I did a 30% water change yesterday, I will do another 50% today. Hopefully that will clear it up. Thank you for your help.


----------



## holly12 (Apr 21, 2011)

If the spike is because you are nearing the end of the cycle, then yes a large partial water change should fix the Nitrates.

If it's not because of that, check for any dead fish (unless you are doing a fishless cycle.)

Live plants (and lots of 'em) help with water quality as well. They consume ammonia and nitrates as food.


----------



## Robin Roy (Jun 28, 2012)

Look good


----------



## zero (Mar 27, 2012)

also seachem stability can help with a nitrate spike.


----------



## beaslbob (May 29, 2009)

Simplestmind said:


> My nitrate and spiked for some reason all the way up to 60! I did a water change, is there anything else I can do? What would cause this to happen?
> 
> 
> ammonia 0, nitrite 2, nitrate 60
> ...


60ppm in an aqaurium that is cycled and has limited nitrate consumers is normal and infact expected. Even with water changes.

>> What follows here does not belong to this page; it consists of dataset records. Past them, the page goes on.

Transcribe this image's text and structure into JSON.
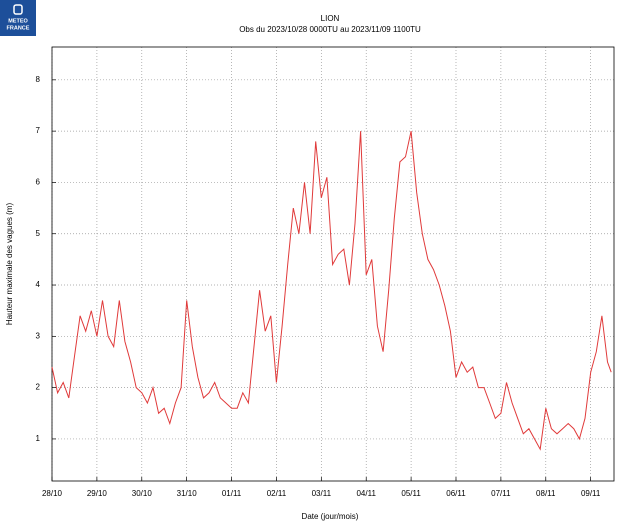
{
  "logo": [
    "METEO",
    "FRANCE"
  ],
  "chart_data": {
    "type": "line",
    "title": "LION",
    "subtitle": "Obs du 2023/10/28 0000TU au 2023/11/09 1100TU",
    "x_label": "Date (jour/mois)",
    "y_label": "Hauteur maximale des vagues (m)",
    "x": [
      0,
      0.125,
      0.25,
      0.375,
      0.5,
      0.625,
      0.75,
      0.875,
      1,
      1.125,
      1.25,
      1.375,
      1.5,
      1.625,
      1.75,
      1.875,
      2,
      2.125,
      2.25,
      2.375,
      2.5,
      2.625,
      2.75,
      2.875,
      3,
      3.125,
      3.25,
      3.375,
      3.5,
      3.625,
      3.75,
      3.875,
      4,
      4.125,
      4.25,
      4.375,
      4.5,
      4.625,
      4.75,
      4.875,
      5,
      5.125,
      5.25,
      5.375,
      5.5,
      5.625,
      5.75,
      5.875,
      6,
      6.125,
      6.25,
      6.375,
      6.5,
      6.625,
      6.75,
      6.875,
      7,
      7.125,
      7.25,
      7.375,
      7.5,
      7.625,
      7.75,
      7.875,
      8,
      8.125,
      8.25,
      8.375,
      8.5,
      8.625,
      8.75,
      8.875,
      9,
      9.125,
      9.25,
      9.375,
      9.5,
      9.625,
      9.75,
      9.875,
      10,
      10.125,
      10.25,
      10.375,
      10.5,
      10.625,
      10.75,
      10.875,
      11,
      11.125,
      11.25,
      11.375,
      11.5,
      11.625,
      11.75,
      11.875,
      12,
      12.125,
      12.25,
      12.375,
      12.458
    ],
    "series": [
      {
        "name": "LION",
        "color": "#e03a3a",
        "values": [
          2.4,
          1.9,
          2.1,
          1.8,
          2.6,
          3.4,
          3.1,
          3.5,
          3.0,
          3.7,
          3.0,
          2.8,
          3.7,
          2.9,
          2.5,
          2.0,
          1.9,
          1.7,
          2.0,
          1.5,
          1.6,
          1.3,
          1.7,
          2.0,
          3.7,
          2.8,
          2.2,
          1.8,
          1.9,
          2.1,
          1.8,
          1.7,
          1.6,
          1.6,
          1.9,
          1.7,
          2.8,
          3.9,
          3.1,
          3.4,
          2.1,
          3.2,
          4.4,
          5.5,
          5.0,
          6.0,
          5.0,
          6.8,
          5.7,
          6.1,
          4.4,
          4.6,
          4.7,
          4.0,
          5.2,
          7.0,
          4.2,
          4.5,
          3.2,
          2.7,
          3.9,
          5.3,
          6.4,
          6.5,
          7.0,
          5.8,
          5.0,
          4.5,
          4.3,
          4.0,
          3.6,
          3.1,
          2.2,
          2.5,
          2.3,
          2.4,
          2.0,
          2.0,
          1.7,
          1.4,
          1.5,
          2.1,
          1.7,
          1.4,
          1.1,
          1.2,
          1.0,
          0.8,
          1.6,
          1.2,
          1.1,
          1.2,
          1.3,
          1.2,
          1.0,
          1.4,
          2.3,
          2.7,
          3.4,
          2.5,
          2.3
        ]
      }
    ],
    "xlim": [
      0,
      12.52
    ],
    "ylim": [
      0.18,
      8.64
    ],
    "xticks": [
      {
        "value": 0,
        "label": "28/10"
      },
      {
        "value": 1,
        "label": "29/10"
      },
      {
        "value": 2,
        "label": "30/10"
      },
      {
        "value": 3,
        "label": "31/10"
      },
      {
        "value": 4,
        "label": "01/11"
      },
      {
        "value": 5,
        "label": "02/11"
      },
      {
        "value": 6,
        "label": "03/11"
      },
      {
        "value": 7,
        "label": "04/11"
      },
      {
        "value": 8,
        "label": "05/11"
      },
      {
        "value": 9,
        "label": "06/11"
      },
      {
        "value": 10,
        "label": "07/11"
      },
      {
        "value": 11,
        "label": "08/11"
      },
      {
        "value": 12,
        "label": "09/11"
      }
    ],
    "yticks": [
      1,
      2,
      3,
      4,
      5,
      6,
      7,
      8
    ],
    "grid": true
  }
}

To me the best method of lowering nitrates in a cycled aquarium or preventing ammonia spikes in a cycling aquarium is to simply increase the nitrate and ammonia consumers which I use live plants for.

but that's just me and my

.02


----------



## jrman83 (Jul 9, 2010)

With regular (weekly) water changes of at least 30-40% 60ppm is not normal or expected. Readings can tend to get higher at times possibly, but this is more of user action (overfeeding) vs in-action (no water changes). Very easy to jack up nitrate levels with even slight overfeeding. Bottom line is no matter what % you change every week it needs to be enough to reset the water completely, not just partially with something like a 10% change. This needs to occur whether you have plants or not.


----------